Die ursprüngliche Stille wird verwirklicht, wenn die Identifikation mit der roboterhaften Selbststruktur aufhört, und das Gewahrsein als der Grund der Existenz zu sich selbst erwacht. Wenn die Identifikation aufhört, hört schließlich auch die roboterhafte Aktivität auf, da die alten Muster an Energie verlieren. Aber wie ein Ventilator, der ausgesteckt wurde, braucht er Zeit, um zum Stillstand zu kommen, und wir müssen, bis sich neue Energiepfade gebildet haben, weiterhin wachsam sein, dass wir ihn nicht wieder einschalten, indem wir uns auf die alten Muster einlassen, Wenn die Energie von den alten Mustern befreit ist, wachsen neue energetische Strukturen (der Baum des Lebens oder der innere Lotus), und schließlich ist keine Anstrengung mehr nötig. Die Energie wird auf natürliche Weise auf dem Weg des geringsten Widerstands fließen, so wie Wasser auf natürliche Weise einem eingegrabenen Flussbettes folgt. Wenn die Energie von der Wurzel zur Krone fließt, wird man zu einer lebendigen Brücke zwischen der Welt der Veränderung und dem unveränderlichen Grund allen Seins.
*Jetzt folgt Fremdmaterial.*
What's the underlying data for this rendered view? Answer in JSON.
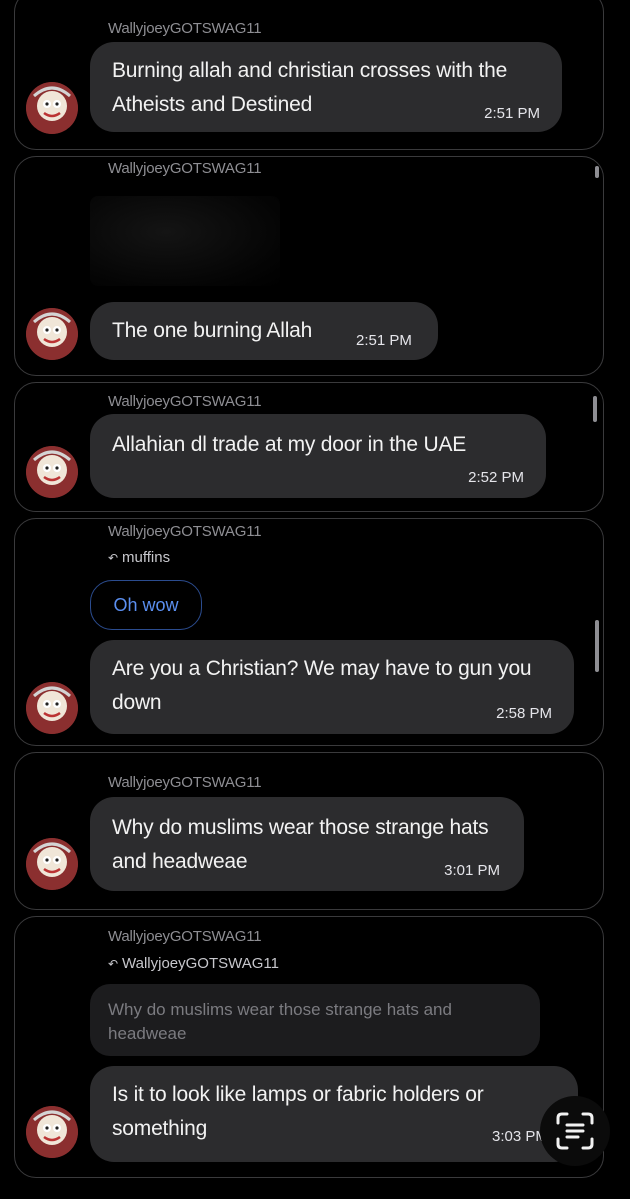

Dies ist es, was die spirituellen Meister ‚Sahaja Samadhi‘ genannt haben, oder ein lebendiges Samadhi, das in alle menschlichen Aktivitäten integriert und nicht von ihnen getrennt ist. Es ist möglich, gleichzeitig „still zu sein und zu wissen” und „in Bewegung zu sein und zu wissen”, wobei man erkennt, dass es nur der begrenzte Geist ist, der die Dualität zwischen Stille und Bewegung erzeugt. Dieser zustandslose oder offene Zustand ist das, was Krishnamurti „Gewahrsein ohne eine Wahl zu treffen” nannte. Finde heraus, wie du präsent sein kannst, ohne zu denken, ohne zu wählen, ohne zu bevorzugen und ohne zu unterscheiden. Ich kann dir nicht sagen, wie das geht, denn wenn ich dir irgendeine Technik nenne, wirst du deine Aufmerksamkeit eher auf die Technik richten als auf das, was in diesem Moment tatsächlich geschieht. Es geht einfach darum, aufmerksam und gleichmütig zu sein mit dem, was ist.